For-profit nursing home owners in New York may soon be required to publicly disclose when they hire certain companies to perform services at their facilities. 

The contracts coming under scrutiny, defined by the state as ‘non-arms length’ agreements, include those where a facility operator does business with an organization that has common ownership or control, where there is a family relationship between the operators and the other organization, or where the operators and other organizations are involved in any other business together. Their practice is legal and widespread, but New York State’s Health Department has said recently that it will soon issue guidelines to implement a new law requiring facilities to more clearly disclose this information publicly, according to a Buffalo News report.

Owners of nursing homes complain that state funding for their facilities is inadequate, and that doing business with related companies allows them to create economies of scale that eliminate redundancies and reduce costs at individual nursing homes. Yet consumer advocates claim that these types of business arrangements provide owners with a way to misdirect funds intended for resident improvements.

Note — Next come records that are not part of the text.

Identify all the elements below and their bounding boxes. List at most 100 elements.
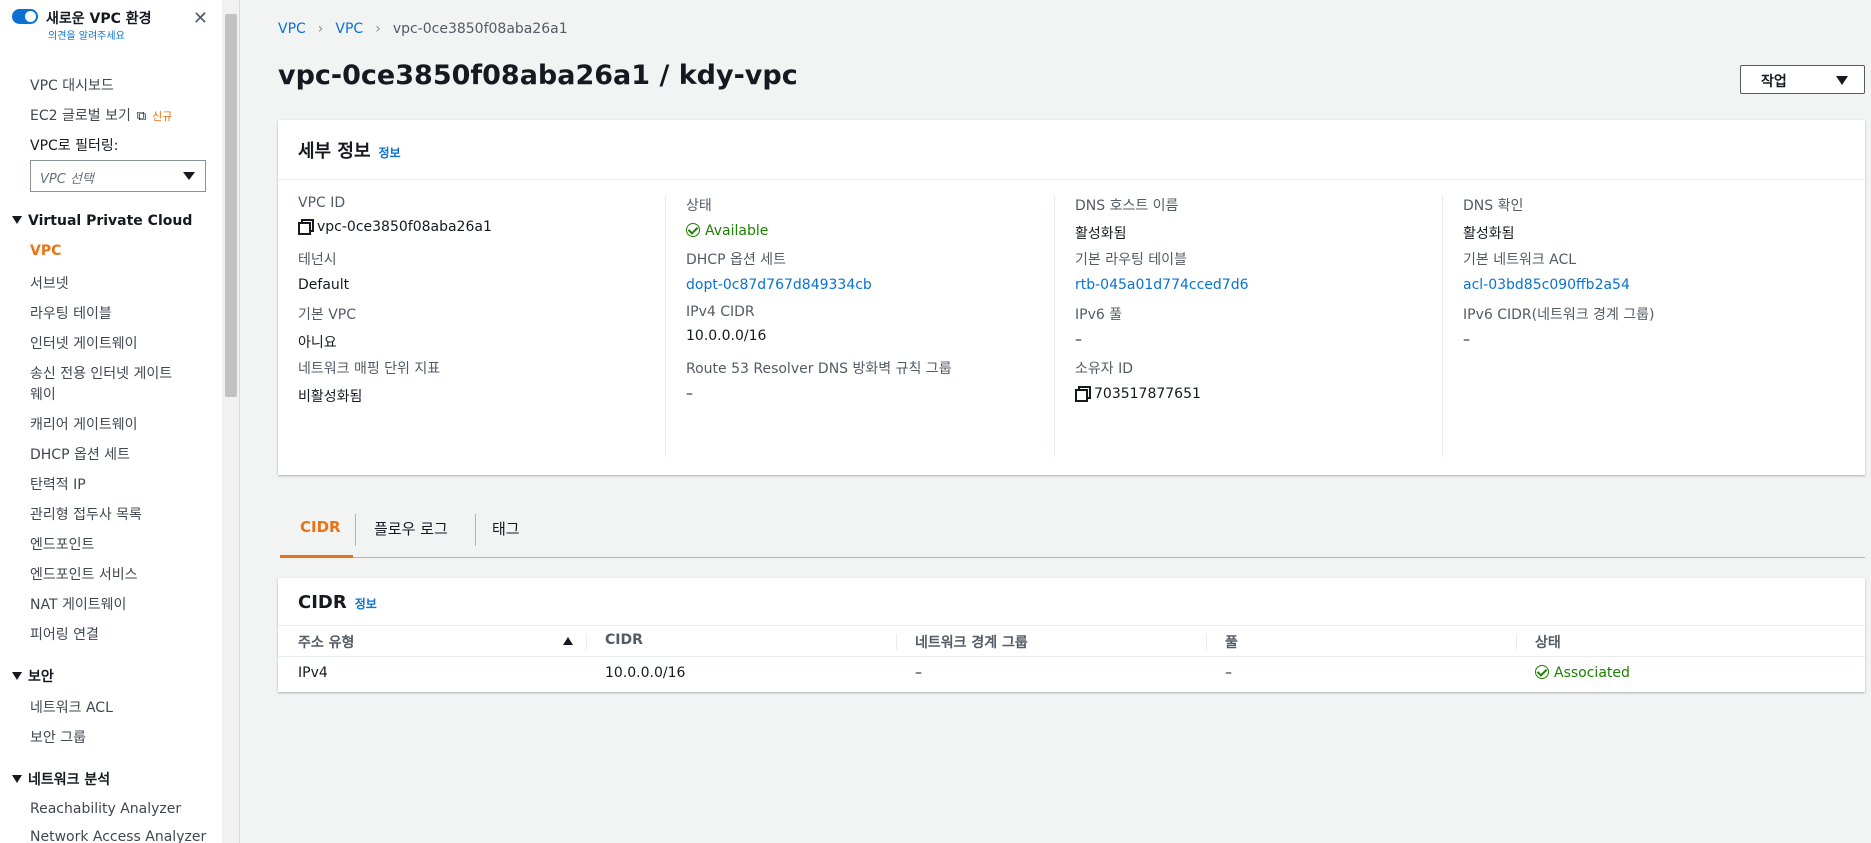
sidebar-item-reachability-analyzer[interactable]: Reachability Analyzer: [30, 801, 181, 817]
cell-address-type: IPv4: [298, 665, 328, 681]
field-owner-id: 소유자 ID 703517877651: [1075, 358, 1201, 402]
sidebar: 새로운 VPC 환경 의견을 알려주세요 ✕ VPC 대시보드 EC2 글로벌 …: [0, 0, 222, 843]
table-row[interactable]: IPv4 10.0.0.0/16 – – Associated: [278, 658, 1865, 691]
tab-flow-logs[interactable]: 플로우 로그: [356, 510, 475, 558]
scrollbar-thumb[interactable]: [225, 14, 237, 397]
sidebar-item-egress-only-igw[interactable]: 송신 전용 인터넷 게이트: [30, 363, 172, 383]
column-divider[interactable]: [586, 634, 587, 650]
field-dns-resolution: DNS 확인 활성화됨: [1463, 195, 1523, 243]
copy-icon[interactable]: [1075, 386, 1091, 402]
check-circle-icon: [686, 223, 700, 237]
sidebar-item-elastic-ips[interactable]: 탄력적 IP: [30, 474, 86, 494]
sidebar-item-internet-gateways[interactable]: 인터넷 게이트웨이: [30, 333, 138, 353]
sidebar-item-dhcp-option-sets[interactable]: DHCP 옵션 세트: [30, 444, 130, 464]
sidebar-item-peering-connections[interactable]: 피어링 연결: [30, 624, 99, 644]
details-column-1: VPC ID vpc-0ce3850f08aba26a1 테넌시 Default…: [278, 195, 668, 457]
cell-status: Associated: [1535, 665, 1630, 681]
column-header-cidr[interactable]: CIDR: [605, 632, 643, 648]
details-header: 세부 정보 정보: [278, 120, 1865, 180]
field-label: IPv4 CIDR: [686, 304, 755, 320]
sidebar-item-endpoints[interactable]: 엔드포인트: [30, 534, 94, 554]
field-label: 기본 라우팅 테이블: [1075, 252, 1187, 268]
section-title: 네트워크 분석: [28, 772, 111, 788]
breadcrumb-vpc[interactable]: VPC: [278, 21, 306, 37]
field-ipv4-cidr: IPv4 CIDR 10.0.0.0/16: [686, 304, 766, 344]
tab-label: CIDR: [300, 518, 341, 536]
sidebar-item-managed-prefix-lists[interactable]: 관리형 접두사 목록: [30, 504, 142, 524]
cell-network-border-group: –: [915, 665, 922, 681]
route-table-link[interactable]: rtb-045a01d774cced7d6: [1075, 277, 1249, 293]
caret-down-icon: [12, 672, 22, 680]
vpc-filter-select[interactable]: VPC 선택: [30, 160, 206, 192]
section-virtual-private-cloud[interactable]: Virtual Private Cloud: [12, 213, 192, 229]
sidebar-item-vpc[interactable]: VPC: [30, 243, 61, 259]
column-header-address-type[interactable]: 주소 유형: [298, 632, 354, 652]
info-link[interactable]: 정보: [355, 597, 377, 611]
tab-tags[interactable]: 태그: [476, 510, 546, 558]
field-value: Default: [298, 277, 350, 293]
close-icon[interactable]: ✕: [193, 10, 208, 28]
field-label: DHCP 옵션 세트: [686, 252, 786, 268]
section-security[interactable]: 보안: [12, 666, 54, 686]
actions-button[interactable]: 작업: [1740, 65, 1865, 94]
new-vpc-experience-header: 새로운 VPC 환경 의견을 알려주세요 ✕: [12, 8, 208, 42]
field-label: IPv6 CIDR(네트워크 경계 그룹): [1463, 307, 1655, 323]
field-label: 소유자 ID: [1075, 361, 1133, 377]
sidebar-scrollbar[interactable]: [222, 0, 240, 843]
cidr-panel: CIDR 정보 주소 유형 CIDR 네트워크 경계 그룹 풀 상태 IPv4 1…: [278, 578, 1865, 692]
field-dns-hostnames: DNS 호스트 이름 활성화됨: [1075, 195, 1178, 243]
sort-ascending-icon[interactable]: [563, 637, 573, 645]
breadcrumb-vpcs[interactable]: VPC: [335, 21, 363, 37]
page-title: vpc-0ce3850f08aba26a1 / kdy-vpc: [278, 60, 798, 91]
section-network-analysis[interactable]: 네트워크 분석: [12, 769, 110, 789]
feedback-link[interactable]: 의견을 알려주세요: [48, 27, 125, 42]
sidebar-item-vpc-dashboard[interactable]: VPC 대시보드: [30, 75, 114, 95]
tab-cidr[interactable]: CIDR: [280, 510, 353, 558]
column-divider[interactable]: [1516, 634, 1517, 650]
field-main-network-acl: 기본 네트워크 ACL acl-03bd85c090ffb2a54: [1463, 249, 1630, 293]
sidebar-item-route-tables[interactable]: 라우팅 테이블: [30, 303, 112, 323]
field-route53-firewall: Route 53 Resolver DNS 방화벽 규칙 그룹 –: [686, 358, 952, 402]
column-divider[interactable]: [896, 634, 897, 650]
network-acl-link[interactable]: acl-03bd85c090ffb2a54: [1463, 277, 1630, 293]
new-vpc-toggle[interactable]: [12, 9, 38, 24]
sidebar-item-subnets[interactable]: 서브넷: [30, 273, 69, 293]
owner-id-value: 703517877651: [1094, 386, 1201, 402]
sidebar-item-carrier-gateways[interactable]: 캐리어 게이트웨이: [30, 414, 138, 434]
status-text: Associated: [1554, 665, 1630, 681]
field-ipv6-cidr: IPv6 CIDR(네트워크 경계 그룹) –: [1463, 304, 1655, 348]
vpc-filter-placeholder: VPC 선택: [40, 172, 94, 187]
field-ipv6-pool: IPv6 풀 –: [1075, 304, 1122, 348]
field-value: 703517877651: [1075, 386, 1201, 402]
column-header-status[interactable]: 상태: [1535, 632, 1561, 652]
breadcrumb-current: vpc-0ce3850f08aba26a1: [392, 21, 568, 37]
sidebar-item-ec2-global-view[interactable]: EC2 글로벌 보기 ⧉ 신규: [30, 105, 172, 125]
field-network-mapping-metrics: 네트워크 매핑 단위 지표 비활성화됨: [298, 358, 440, 406]
tab-label: 플로우 로그: [374, 520, 448, 538]
field-vpc-id: VPC ID vpc-0ce3850f08aba26a1: [298, 195, 492, 235]
field-value: –: [1075, 332, 1082, 348]
column-divider[interactable]: [1206, 634, 1207, 650]
sidebar-item-security-groups[interactable]: 보안 그룹: [30, 727, 86, 747]
sidebar-item-endpoint-services[interactable]: 엔드포인트 서비스: [30, 564, 138, 584]
column-header-network-border-group[interactable]: 네트워크 경계 그룹: [915, 632, 1028, 652]
sidebar-item-nat-gateways[interactable]: NAT 게이트웨이: [30, 594, 126, 614]
new-badge: 신규: [152, 110, 173, 123]
main-content: VPC › VPC › vpc-0ce3850f08aba26a1 vpc-0ce385…: [240, 0, 1871, 843]
status-text: Available: [705, 223, 769, 239]
sidebar-item-network-access-analyzer[interactable]: Network Access Analyzer: [30, 829, 206, 843]
vpc-id-value: vpc-0ce3850f08aba26a1: [317, 219, 492, 235]
info-link[interactable]: 정보: [379, 146, 401, 160]
field-label: 네트워크 매핑 단위 지표: [298, 361, 441, 377]
field-label: 기본 네트워크 ACL: [1463, 252, 1577, 268]
field-default-vpc: 기본 VPC 아니요: [298, 304, 356, 352]
sidebar-item-network-acls[interactable]: 네트워크 ACL: [30, 697, 113, 717]
field-value: 활성화됨: [1075, 226, 1127, 242]
vpc-filter-label: VPC로 필터링:: [30, 138, 119, 154]
field-state: 상태 Available: [686, 195, 768, 239]
details-column-4: DNS 확인 활성화됨 기본 네트워크 ACL acl-03bd85c090ff…: [1442, 195, 1832, 457]
copy-icon[interactable]: [298, 219, 314, 235]
dhcp-options-link[interactable]: dopt-0c87d767d849334cb: [686, 277, 872, 293]
column-header-pool[interactable]: 풀: [1225, 632, 1238, 652]
sidebar-item-egress-only-igw-cont[interactable]: 웨이: [30, 384, 56, 404]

The new law will “hold these operators more accountable,” Health Department spokesman Jeffrey Hammond was quoted as saying in the news report. He said implementation of the transparency law showing ownership connections is “forthcoming” but he did not elaborate on a date. Owner information would be shared publicly, he added.

Earlier this month, New York Gov. Kathy Hochul (D) delayed a new state law that requires nursing homes to spend a minimum of 70% of revenue on direct patient care and at least 40% of that on resident staffing.

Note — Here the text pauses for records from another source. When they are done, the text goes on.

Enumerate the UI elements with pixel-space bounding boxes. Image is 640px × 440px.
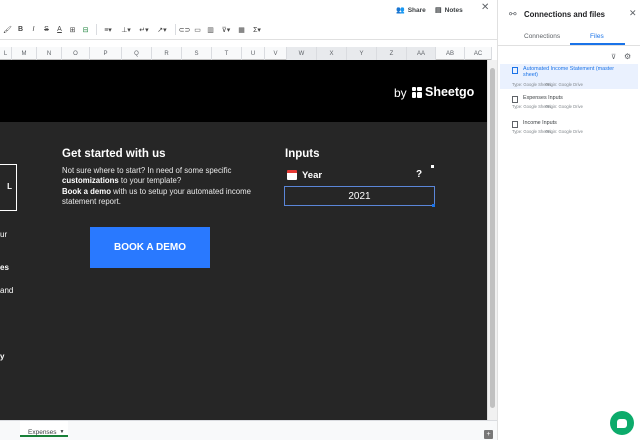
column-header[interactable]: P: [90, 47, 122, 60]
toolbar-divider: [175, 24, 176, 35]
help-icon[interactable]: ?: [416, 169, 422, 180]
vertical-scrollbar[interactable]: [487, 60, 497, 420]
comment-icon[interactable]: ▭: [192, 24, 203, 35]
banner-by-text: by: [394, 86, 407, 100]
column-header[interactable]: AB: [436, 47, 465, 60]
paint-format-icon[interactable]: 🖌: [2, 24, 13, 35]
bold-icon[interactable]: B: [15, 24, 26, 35]
column-header[interactable]: AC: [465, 47, 492, 60]
left-text-fragment: es: [0, 263, 9, 272]
filter-icon[interactable]: ⊽▾: [218, 24, 234, 35]
connections-panel: ⚯ Connections and files ✕ Connections Fi…: [497, 0, 640, 440]
tab-divider: [498, 45, 640, 46]
file-item[interactable]: Automated Income Statement (master sheet…: [500, 64, 638, 89]
text-color-icon[interactable]: A: [54, 24, 65, 35]
tab-files[interactable]: Files: [590, 33, 604, 40]
chart-icon[interactable]: ▥: [205, 24, 216, 35]
toolbar-divider: [96, 24, 97, 35]
left-text-fragment: and: [0, 286, 14, 295]
column-header[interactable]: O: [62, 47, 90, 60]
file-item[interactable]: Income Inputs Type: Google Sheets Origin…: [500, 118, 638, 138]
banner: by Sheetgo: [0, 60, 487, 122]
column-header[interactable]: V: [265, 47, 287, 60]
column-header[interactable]: U: [242, 47, 265, 60]
year-input-cell[interactable]: 2021: [284, 186, 435, 206]
sheet-file-icon: [512, 67, 518, 74]
share-button[interactable]: 👥 Share: [396, 4, 426, 16]
left-text-fragment: y: [0, 352, 5, 361]
connections-icon: ⚯: [509, 9, 517, 19]
left-box-text: L: [7, 182, 12, 191]
panel-title: Connections and files: [524, 10, 606, 19]
filter-views-icon[interactable]: ▦: [236, 24, 247, 35]
column-header[interactable]: Y: [347, 47, 377, 60]
chat-button[interactable]: [610, 411, 634, 435]
sheet-tab-label: Expenses ▼: [28, 428, 65, 436]
top-bar: 👥 Share ▤ Notes ✕: [0, 0, 497, 20]
notes-button[interactable]: ▤ Notes: [435, 4, 463, 16]
gear-icon[interactable]: ⚙: [624, 52, 631, 61]
scrollbar-thumb[interactable]: [490, 68, 495, 408]
sheetgo-logo-icon: [412, 87, 422, 98]
year-label-row: Year ?: [285, 168, 435, 184]
file-name: Automated Income Statement (master sheet…: [523, 66, 615, 79]
close-icon[interactable]: ✕: [481, 2, 489, 13]
file-origin: Origin: Google Drive: [545, 129, 583, 134]
file-name: Expenses Inputs: [523, 95, 563, 101]
file-origin: Origin: Google Drive: [545, 104, 583, 109]
strikethrough-icon[interactable]: S: [41, 24, 52, 35]
file-name: Income Inputs: [523, 120, 557, 126]
sheet-file-icon: [512, 121, 518, 128]
add-sheet-button[interactable]: +: [484, 430, 493, 439]
calendar-icon: [287, 170, 297, 180]
chat-icon: [617, 418, 627, 428]
tab-connections[interactable]: Connections: [524, 33, 560, 40]
column-header[interactable]: M: [12, 47, 37, 60]
sheet-content[interactable]: by Sheetgo L ur es and y Get started wit…: [0, 60, 487, 420]
wrap-icon[interactable]: ↵▾: [136, 24, 152, 35]
notes-icon: ▤: [435, 7, 442, 14]
get-started-title: Get started with us: [62, 148, 166, 160]
valign-icon[interactable]: ⊥▾: [118, 24, 134, 35]
link-icon[interactable]: ⊂⊃: [179, 24, 191, 35]
functions-icon[interactable]: Σ▾: [249, 24, 265, 35]
selection-handle[interactable]: [432, 204, 435, 207]
app-window: 👥 Share ▤ Notes ✕ 🖌 B I S A ⊞ ⊟ ≡▾ ⊥▾ ↵▾…: [0, 0, 640, 440]
column-header[interactable]: AA: [407, 47, 436, 60]
filter-icon[interactable]: ⊽: [611, 53, 616, 61]
file-origin: Origin: Google Drive: [545, 82, 583, 87]
column-header[interactable]: R: [152, 47, 182, 60]
column-header[interactable]: L: [0, 47, 12, 60]
column-header[interactable]: T: [212, 47, 242, 60]
share-icon: 👥: [396, 7, 405, 14]
inputs-title: Inputs: [285, 148, 320, 160]
year-label: Year: [302, 170, 323, 181]
column-header[interactable]: Q: [122, 47, 152, 60]
column-header[interactable]: S: [182, 47, 212, 60]
share-label: Share: [407, 6, 426, 14]
selection-marker: [431, 165, 434, 168]
book-a-demo-button[interactable]: BOOK A DEMO: [90, 227, 210, 268]
rotate-icon[interactable]: ↗▾: [154, 24, 170, 35]
italic-icon[interactable]: I: [28, 24, 39, 35]
sheet-tab-bar: Expenses ▼ +: [0, 420, 497, 440]
column-header[interactable]: Z: [377, 47, 407, 60]
file-item[interactable]: Expenses Inputs Type: Google Sheets Orig…: [500, 93, 638, 113]
notes-label: Notes: [444, 6, 463, 14]
sheet-file-icon: [512, 96, 518, 103]
column-header[interactable]: X: [317, 47, 347, 60]
left-panel-box: L: [0, 164, 17, 211]
merge-cells-icon[interactable]: ⊟: [80, 24, 91, 35]
align-icon[interactable]: ≡▾: [100, 24, 116, 35]
close-icon[interactable]: ✕: [629, 8, 637, 19]
chevron-down-icon[interactable]: ▼: [60, 429, 65, 435]
formatting-toolbar: 🖌 B I S A ⊞ ⊟ ≡▾ ⊥▾ ↵▾ ↗▾ ⊂⊃ ▭ ▥ ⊽▾ ▦ Σ▾: [0, 20, 497, 40]
brand-name: Sheetgo: [425, 85, 475, 99]
column-header-row: L M N O P Q R S T U V W X Y Z AA AB AC: [0, 47, 492, 60]
left-text-fragment: ur: [0, 230, 8, 239]
borders-icon[interactable]: ⊞: [67, 24, 78, 35]
column-header[interactable]: N: [37, 47, 62, 60]
get-started-text: Not sure where to start? In need of some…: [62, 166, 251, 206]
column-header[interactable]: W: [287, 47, 317, 60]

Many stakeholders have been calling for more transparency regarding nursing home ownership and how profits are spent. Additional reforms will be needed if the industry wants to successfully move forward from the COVID-19 pandemic, they say.

“These issues, if we’re not transparent with them, if we don’t see them,are going to continue to eat away at the potential success of the nursing home industry,” geriatrician Michael Wasserman, M.D. said in September.